Sin deseárselo, Manuel Villarino se sintió compungido por el relato de Arlequín. Hasta entonces no daba ni un peso por esa obra por la cual, contradicción de contradicciones, su mujer Rosa había pataleado, exigido y malmirado en las veladas tardías y agotadoras que quedaban luego del magisterio. Había empezado por reducir la porción a la hora de la cena; eso fue frente a la primera negativa: «¿Para qué vamos a gastarnos una fortuna en la première?». «Porque ya se habla de su extrañeza. Se ha filtrado (seguramente un actor descontento) que será algo digno de ver».
A los dos días Rosa sufrió una laguna mental que le hizo olvidar completamente la preparación de la cena. Demasiado agotado, el magistrado Villarino no había sido capaz de golpear la mesa. En cambio, había decidido salir al balcón de su residencia en calle Rivadavia y había optado por encender un cigarrillo y pedir, formalmente y sin pesadez, cebar un mate, si no era mucha la molestia. Rosa se le acercó para robarle el pitillo y probar dos caladas. Había nervios en el aire.

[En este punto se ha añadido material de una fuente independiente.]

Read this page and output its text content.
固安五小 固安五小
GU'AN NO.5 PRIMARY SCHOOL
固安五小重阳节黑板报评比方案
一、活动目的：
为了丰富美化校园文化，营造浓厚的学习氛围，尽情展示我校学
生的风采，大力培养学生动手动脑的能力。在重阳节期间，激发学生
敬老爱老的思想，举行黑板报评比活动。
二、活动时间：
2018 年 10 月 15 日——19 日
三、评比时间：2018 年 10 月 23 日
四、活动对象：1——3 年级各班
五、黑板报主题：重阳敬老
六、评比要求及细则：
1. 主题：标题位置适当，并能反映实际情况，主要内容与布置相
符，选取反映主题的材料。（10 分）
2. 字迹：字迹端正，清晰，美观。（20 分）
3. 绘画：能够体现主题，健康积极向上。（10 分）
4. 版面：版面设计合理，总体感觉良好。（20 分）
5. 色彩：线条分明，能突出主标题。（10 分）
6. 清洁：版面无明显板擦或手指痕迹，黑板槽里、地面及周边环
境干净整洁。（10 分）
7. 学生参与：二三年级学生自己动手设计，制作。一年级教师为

«¿Y los niños? ¿Duermen?», preguntó Manuel Villarino.
«A Raulito le han dado una tunda a palos en la escuela», contestó Rosa afirmando y extendiendo la primera pregunta.
«¿Por qué?», se interesó el padre.
«Porque ha presumido que el día de mañana los metería a todos en la cárcel».
Manuel Villarino iluminó la tenue sonrisa que se dibujó en su rostro con el fuego del agonizante cigarrillo. Sintió orgullo por saber que al menos uno de su camada seguiría sus pasos. Faltaba nada más convencer durante los próximos años al bebé de Santiago Wilde para que también siguiese los pasos de su padre y socio y entre ambos —Raulito y el hijo de Santiago— pudiesen proyectar en el porvenir la firma de abogados V & W.
Aquella noche el mate había estado dulce; dos cucharadas de caña de azúcar y un chorrito de aguardiente, tal como le gustaba. Tres noches después —dos semanas antes de la función— supo amargo y quemaba al paladar.
«He oído que las entradas se venden como pan caliente», mencionó Rosa en el balcón. Había preparado un pollo sin sal.
«Entradas… ¿a qué?», apuntilló el magistrado solo para enfurecer a su señora, deporte que emprendía con rigor.
«¡Pues a qué otra cosa va a ser!», estalló Rosa.
«Punto para mí», anotó mentalmente Manuel Villarino. Esta vez tuvo cuidado de que nada iluminase su sonrisa.
Así habían pasado otros eventos, hasta que un día —una semana antes de la función, cuando Rosa de Villarino temía que se hubiesen agotado todas las entradas— dejó sobre la mesa dos papelitos que su señora apenas miró.
«Deberemos hablar con la fámula para que se quede hasta tarde cuidando de los renacuajos», comentó su señora, sin decir más.
Manuel pensó que él se lo tenía bien merecido, aunque no dejaría de practicar su deporte. ¿Acaso alguien pensaría que esos papelitos sobre la mesa, oscilantes a causa del viento que entraba abombando las cortinas y alargando la llama de las velas, impondrían una tregua? Nada de eso.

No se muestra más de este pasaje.